Yes, during this time of COVID-19, I have definitely had moments in which multiple managers or multiple firefighters began showing up unannounced – just like the dwarves at the beginning of The Hobbit.

If you are familiar with that delightful tale, you know how Bilbo Baggins (reluctantly at first) shows hospitality to his intrusive guests. That unexpected party ultimately opens an opportunity for Bilbo to embark upon an amazing adventure there and back again that forever changes his life. All would have been different had he driven the dwarves away in disgust.

Here we find an important lesson. These various “parts” within us, these characters or members of our inner family system are not our enemies. They’re sincerely trying to help us; they just don’t know how. This is true even for those parts of the human heart that act out in the form of sexual fantasy or lust or pornography. They are trying very hard to meet a legitimate (non-sexual) need in an illicit way. Human urges may need a lot of untangling but when we get to the roots we will discover something very good.

To be sure, like those dwarves in Tolkien’s tale, our firefighters and managers are not the best ones to put in charge. Their self-interest and narrow-mindedness will get in the way. But if properly led and rightly ordered, they are wonderful travel companions and fierce allies.

The first step, I have found, is gently noticing. Just notice that all these characters have suddenly shown up. Then wonder at why they are really there…

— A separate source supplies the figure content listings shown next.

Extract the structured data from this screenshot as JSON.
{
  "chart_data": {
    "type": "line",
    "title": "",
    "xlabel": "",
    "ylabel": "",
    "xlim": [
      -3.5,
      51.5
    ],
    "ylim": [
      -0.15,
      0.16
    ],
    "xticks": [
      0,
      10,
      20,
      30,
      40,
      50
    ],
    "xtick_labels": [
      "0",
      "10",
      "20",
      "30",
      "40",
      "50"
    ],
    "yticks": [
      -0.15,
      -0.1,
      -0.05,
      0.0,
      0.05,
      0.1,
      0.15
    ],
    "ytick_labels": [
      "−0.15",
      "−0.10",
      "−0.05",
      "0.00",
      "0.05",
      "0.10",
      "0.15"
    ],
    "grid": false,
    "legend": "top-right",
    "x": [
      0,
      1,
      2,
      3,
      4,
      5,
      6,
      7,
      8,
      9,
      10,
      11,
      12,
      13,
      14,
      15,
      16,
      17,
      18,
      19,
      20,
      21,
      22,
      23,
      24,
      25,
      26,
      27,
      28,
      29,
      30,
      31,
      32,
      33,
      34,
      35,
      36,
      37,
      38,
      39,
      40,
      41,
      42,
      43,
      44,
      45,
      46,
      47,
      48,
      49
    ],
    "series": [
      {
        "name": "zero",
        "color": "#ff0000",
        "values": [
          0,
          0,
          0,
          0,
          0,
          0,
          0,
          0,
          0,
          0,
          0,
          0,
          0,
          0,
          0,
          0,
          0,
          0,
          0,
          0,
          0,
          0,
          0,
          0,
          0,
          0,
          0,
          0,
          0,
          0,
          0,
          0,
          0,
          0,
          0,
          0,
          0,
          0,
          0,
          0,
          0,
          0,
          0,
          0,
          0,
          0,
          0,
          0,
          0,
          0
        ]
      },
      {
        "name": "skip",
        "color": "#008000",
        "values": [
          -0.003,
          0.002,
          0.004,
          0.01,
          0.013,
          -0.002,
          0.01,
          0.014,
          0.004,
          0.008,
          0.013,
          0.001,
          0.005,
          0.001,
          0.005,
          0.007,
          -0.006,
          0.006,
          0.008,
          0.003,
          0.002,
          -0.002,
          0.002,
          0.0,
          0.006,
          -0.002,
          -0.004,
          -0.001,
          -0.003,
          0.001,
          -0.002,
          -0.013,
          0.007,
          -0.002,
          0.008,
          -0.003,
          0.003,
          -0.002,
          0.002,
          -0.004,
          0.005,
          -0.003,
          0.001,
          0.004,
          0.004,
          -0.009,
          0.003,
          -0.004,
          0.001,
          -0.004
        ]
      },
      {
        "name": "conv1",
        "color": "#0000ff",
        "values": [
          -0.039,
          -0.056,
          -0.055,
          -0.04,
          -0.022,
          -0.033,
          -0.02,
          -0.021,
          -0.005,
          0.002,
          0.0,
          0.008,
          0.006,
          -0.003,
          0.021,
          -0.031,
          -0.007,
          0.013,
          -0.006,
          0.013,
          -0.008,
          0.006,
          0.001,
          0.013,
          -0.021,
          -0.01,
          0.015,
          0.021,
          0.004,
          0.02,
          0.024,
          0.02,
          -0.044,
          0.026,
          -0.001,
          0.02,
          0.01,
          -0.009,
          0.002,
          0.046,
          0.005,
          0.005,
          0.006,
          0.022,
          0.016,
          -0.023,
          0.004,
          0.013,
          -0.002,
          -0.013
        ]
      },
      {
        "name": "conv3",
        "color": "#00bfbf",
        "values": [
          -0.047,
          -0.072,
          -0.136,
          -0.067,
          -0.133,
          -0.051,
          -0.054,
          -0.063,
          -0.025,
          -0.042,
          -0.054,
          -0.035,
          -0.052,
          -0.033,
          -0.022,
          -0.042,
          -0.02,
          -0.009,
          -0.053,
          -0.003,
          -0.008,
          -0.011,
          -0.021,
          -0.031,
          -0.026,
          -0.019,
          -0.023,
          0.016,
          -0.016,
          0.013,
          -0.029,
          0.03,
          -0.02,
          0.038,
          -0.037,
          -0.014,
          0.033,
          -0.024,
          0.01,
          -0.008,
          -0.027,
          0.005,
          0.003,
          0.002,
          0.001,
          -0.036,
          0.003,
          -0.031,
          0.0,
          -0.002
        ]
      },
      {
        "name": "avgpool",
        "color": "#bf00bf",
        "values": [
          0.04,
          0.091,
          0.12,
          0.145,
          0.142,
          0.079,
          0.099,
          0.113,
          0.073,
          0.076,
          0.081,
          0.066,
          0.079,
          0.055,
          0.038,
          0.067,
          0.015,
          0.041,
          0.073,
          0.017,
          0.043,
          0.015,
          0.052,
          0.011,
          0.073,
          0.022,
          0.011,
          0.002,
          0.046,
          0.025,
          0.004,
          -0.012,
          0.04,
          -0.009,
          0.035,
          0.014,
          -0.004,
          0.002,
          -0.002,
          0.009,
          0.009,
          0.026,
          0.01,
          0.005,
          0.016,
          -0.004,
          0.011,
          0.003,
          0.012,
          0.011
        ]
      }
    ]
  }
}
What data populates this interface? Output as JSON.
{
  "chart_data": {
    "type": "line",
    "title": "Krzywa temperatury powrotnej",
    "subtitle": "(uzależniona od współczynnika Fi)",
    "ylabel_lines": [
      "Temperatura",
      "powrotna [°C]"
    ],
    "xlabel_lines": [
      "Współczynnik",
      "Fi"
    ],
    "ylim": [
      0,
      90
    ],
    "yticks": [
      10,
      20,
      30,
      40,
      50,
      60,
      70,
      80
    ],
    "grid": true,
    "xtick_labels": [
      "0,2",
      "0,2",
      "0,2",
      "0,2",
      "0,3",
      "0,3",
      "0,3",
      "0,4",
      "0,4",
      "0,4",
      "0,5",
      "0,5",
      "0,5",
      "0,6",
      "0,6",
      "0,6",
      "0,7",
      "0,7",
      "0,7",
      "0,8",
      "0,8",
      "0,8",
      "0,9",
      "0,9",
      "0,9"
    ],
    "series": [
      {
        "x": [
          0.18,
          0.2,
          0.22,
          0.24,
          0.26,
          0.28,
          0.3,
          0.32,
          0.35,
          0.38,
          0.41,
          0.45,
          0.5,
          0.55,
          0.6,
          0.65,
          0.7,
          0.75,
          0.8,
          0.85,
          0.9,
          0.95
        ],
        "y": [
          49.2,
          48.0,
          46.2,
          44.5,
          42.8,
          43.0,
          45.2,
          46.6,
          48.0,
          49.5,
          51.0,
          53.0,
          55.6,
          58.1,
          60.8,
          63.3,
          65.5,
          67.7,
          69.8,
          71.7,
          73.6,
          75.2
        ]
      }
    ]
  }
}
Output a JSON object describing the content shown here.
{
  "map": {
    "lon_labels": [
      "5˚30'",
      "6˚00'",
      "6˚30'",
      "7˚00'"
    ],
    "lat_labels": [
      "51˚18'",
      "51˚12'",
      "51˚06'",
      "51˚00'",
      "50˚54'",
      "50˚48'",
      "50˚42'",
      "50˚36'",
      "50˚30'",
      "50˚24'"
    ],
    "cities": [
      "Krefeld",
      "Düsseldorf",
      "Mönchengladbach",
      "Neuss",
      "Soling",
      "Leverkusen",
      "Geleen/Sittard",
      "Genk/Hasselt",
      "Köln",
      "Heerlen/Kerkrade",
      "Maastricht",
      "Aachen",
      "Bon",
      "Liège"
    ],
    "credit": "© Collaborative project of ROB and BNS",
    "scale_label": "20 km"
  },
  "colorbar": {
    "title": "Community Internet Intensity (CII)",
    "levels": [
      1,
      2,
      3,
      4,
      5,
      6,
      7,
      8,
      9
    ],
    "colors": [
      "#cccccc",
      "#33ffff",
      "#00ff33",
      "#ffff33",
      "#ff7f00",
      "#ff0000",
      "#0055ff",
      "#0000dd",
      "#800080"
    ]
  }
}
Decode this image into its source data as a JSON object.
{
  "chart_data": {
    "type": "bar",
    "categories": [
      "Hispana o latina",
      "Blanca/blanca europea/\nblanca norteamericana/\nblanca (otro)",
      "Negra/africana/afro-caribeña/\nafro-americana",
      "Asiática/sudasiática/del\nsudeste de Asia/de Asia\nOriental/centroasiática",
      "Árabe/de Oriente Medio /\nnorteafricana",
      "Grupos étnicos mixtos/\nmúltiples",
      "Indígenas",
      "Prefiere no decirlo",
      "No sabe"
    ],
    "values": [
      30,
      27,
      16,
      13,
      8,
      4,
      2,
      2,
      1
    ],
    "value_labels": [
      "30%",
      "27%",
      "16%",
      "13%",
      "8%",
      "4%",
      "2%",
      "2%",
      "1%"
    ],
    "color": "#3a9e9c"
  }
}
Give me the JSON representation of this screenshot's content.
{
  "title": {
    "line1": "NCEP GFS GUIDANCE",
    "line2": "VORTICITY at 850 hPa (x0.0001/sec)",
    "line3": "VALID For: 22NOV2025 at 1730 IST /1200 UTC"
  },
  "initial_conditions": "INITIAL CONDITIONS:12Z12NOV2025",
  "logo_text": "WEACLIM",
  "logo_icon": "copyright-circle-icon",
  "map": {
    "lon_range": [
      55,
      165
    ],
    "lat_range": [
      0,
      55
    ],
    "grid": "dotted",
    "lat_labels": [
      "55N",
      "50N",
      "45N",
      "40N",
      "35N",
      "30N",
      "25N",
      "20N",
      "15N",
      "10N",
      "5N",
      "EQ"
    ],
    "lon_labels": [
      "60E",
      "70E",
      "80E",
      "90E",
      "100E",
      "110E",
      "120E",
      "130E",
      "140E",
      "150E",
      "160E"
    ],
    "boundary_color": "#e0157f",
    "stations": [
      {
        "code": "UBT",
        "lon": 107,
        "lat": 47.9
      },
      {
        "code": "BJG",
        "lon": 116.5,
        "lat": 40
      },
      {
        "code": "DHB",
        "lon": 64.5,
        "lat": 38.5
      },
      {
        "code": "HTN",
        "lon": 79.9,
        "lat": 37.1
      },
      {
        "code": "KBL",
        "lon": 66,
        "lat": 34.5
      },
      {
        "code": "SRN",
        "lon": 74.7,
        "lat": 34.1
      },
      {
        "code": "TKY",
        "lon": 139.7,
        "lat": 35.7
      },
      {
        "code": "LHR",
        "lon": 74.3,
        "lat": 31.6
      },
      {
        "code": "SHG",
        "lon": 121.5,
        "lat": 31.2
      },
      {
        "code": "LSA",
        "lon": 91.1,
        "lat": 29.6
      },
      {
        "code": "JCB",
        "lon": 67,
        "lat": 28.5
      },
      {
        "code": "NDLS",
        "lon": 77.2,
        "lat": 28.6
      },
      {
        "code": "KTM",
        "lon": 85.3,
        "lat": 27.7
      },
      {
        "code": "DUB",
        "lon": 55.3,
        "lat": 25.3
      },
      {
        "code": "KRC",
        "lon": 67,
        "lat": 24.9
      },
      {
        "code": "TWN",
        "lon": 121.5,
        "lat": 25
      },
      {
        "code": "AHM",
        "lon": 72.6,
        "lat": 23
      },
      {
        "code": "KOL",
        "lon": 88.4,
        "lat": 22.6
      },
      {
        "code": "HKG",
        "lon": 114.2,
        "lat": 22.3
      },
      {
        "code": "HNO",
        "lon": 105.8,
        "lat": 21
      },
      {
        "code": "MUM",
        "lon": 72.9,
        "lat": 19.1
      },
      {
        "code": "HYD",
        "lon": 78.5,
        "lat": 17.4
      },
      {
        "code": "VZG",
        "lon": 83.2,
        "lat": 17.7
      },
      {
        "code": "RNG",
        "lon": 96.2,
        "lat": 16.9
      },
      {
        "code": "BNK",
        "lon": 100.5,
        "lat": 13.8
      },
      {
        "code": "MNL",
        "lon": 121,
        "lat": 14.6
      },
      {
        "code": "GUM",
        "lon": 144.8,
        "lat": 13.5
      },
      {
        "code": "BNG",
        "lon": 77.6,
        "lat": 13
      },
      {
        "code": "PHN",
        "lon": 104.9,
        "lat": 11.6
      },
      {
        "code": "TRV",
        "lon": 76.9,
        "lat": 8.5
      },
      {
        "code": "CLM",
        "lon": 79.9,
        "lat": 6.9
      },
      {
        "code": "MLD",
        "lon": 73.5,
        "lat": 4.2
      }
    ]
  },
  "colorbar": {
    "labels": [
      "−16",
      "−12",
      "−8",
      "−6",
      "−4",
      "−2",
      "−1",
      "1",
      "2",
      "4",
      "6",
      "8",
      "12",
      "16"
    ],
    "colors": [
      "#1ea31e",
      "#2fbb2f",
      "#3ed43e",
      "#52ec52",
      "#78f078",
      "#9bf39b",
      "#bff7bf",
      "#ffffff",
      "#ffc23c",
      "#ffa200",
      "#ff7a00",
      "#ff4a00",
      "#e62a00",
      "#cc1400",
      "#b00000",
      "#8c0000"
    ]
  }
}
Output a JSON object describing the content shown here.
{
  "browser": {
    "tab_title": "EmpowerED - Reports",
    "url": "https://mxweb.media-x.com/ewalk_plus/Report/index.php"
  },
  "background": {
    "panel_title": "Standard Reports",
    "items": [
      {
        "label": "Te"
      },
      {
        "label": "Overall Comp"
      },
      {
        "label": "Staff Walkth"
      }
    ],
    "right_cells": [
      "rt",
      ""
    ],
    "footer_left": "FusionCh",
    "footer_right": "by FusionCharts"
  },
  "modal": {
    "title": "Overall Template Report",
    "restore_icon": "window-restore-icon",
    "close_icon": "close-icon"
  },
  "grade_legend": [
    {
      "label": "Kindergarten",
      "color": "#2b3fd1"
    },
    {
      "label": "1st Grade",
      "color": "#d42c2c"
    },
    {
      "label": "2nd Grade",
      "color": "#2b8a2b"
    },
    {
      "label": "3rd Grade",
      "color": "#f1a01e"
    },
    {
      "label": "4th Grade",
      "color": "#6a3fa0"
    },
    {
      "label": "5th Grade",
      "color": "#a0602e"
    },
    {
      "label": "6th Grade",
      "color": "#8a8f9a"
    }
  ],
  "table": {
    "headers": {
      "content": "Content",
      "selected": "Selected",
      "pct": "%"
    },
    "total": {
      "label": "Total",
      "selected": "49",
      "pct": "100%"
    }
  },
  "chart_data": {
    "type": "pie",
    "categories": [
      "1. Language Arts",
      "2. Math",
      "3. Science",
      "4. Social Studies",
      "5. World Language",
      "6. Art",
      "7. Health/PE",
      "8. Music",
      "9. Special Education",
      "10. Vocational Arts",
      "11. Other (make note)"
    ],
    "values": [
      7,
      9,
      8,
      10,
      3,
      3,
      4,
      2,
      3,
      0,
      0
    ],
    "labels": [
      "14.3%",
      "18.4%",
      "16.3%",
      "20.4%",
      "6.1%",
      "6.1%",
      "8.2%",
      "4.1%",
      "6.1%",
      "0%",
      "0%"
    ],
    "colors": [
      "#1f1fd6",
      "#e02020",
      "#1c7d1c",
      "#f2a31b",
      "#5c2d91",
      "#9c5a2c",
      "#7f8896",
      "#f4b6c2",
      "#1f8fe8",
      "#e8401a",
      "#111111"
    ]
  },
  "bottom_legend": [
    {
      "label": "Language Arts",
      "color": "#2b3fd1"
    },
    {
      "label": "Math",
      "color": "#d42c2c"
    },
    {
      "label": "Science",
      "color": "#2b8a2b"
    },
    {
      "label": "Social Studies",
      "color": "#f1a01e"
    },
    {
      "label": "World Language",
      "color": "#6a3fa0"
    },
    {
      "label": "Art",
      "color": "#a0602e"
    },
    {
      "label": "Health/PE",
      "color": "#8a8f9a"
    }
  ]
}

Some of the questions I find helpful in these situations: What’s going on? What am I really feeling right now? Is there something my heart needs right now?  I find when I slow down and truly allow myself to be in the present moment, I often begin weeping, not realizing just what a “party” my heart was having and I wasn’t paying attention to. I also find that it often helps to phone a friend and connect, to begin naming what is happening in the depths of my heart, describing the “unexpected party” of managers or firefighters who suddenly showed up.

In IFS therapy sessions, therapists will actually ask questions of these managers or firefighters. Why are you here? How old are you? What are you so afraid of? When these different characters within ourselves are seen and noticed, heard and understood, thanked and appreciated, then they behave like most real people would in those circumstances – they become more open and docile, willing to be led and guided by someone who is trustworthy. They step aside and allow the exiles to be truly cared for.

Truth is, they don’t actually like their job – it’s a crappy role they were forced to take on at a very young age. They would very much like it if a mature and wise person would step in to lead and direct. But they need lots of reassurance that it’s going to be safe – that the exiles won’t be hurt in the process.

That is why the self-loathing and self-shaming is so toxic. It increases the inner conflicts. Our managers will then become even more overbearing, and our firefighters become that much more sly and cunning. These inner characters are holding on to parts of ourselves that need to be saved. They are good and faithful servants in their own misguided manner. They need to be integrated and unified, not cast aside.

We may feel frustrated that old behaviors come knocking at our door, unwelcome and unexpected. But we can learn empathy and kindness. We can allow the Risen Jesus to enter the scene with his “Peace be with you.” Then the unexpected party can truly become a the beginning of a great adventure. The Paschal Peace of Jesus will begin to give direction and right order to our exiles, our managers, and our firefighters. He will gather and integrate and heal what had been scattered and divided and damaged.

Yes, sometimes this quarantine is really hard. But don’t let it get you down. See it as an opportunity to have tea with some old friends. Invite Jesus to the party and let him give his guidance and wisdom. Accept the help of other friends along the way, and don’t let the unruly dwarves get the best of you. It’s an invitation to a great adventure, one that will lead you to discover your deeper destiny, one that will heal your heart and allow the glory of Jesus to shine.

3 Replies to “Hosting An Unexpected Party”

  1. Amen! Very helpful. Notice and wonder- gentle first steps. Thank you for sharing this article. Much needed right now.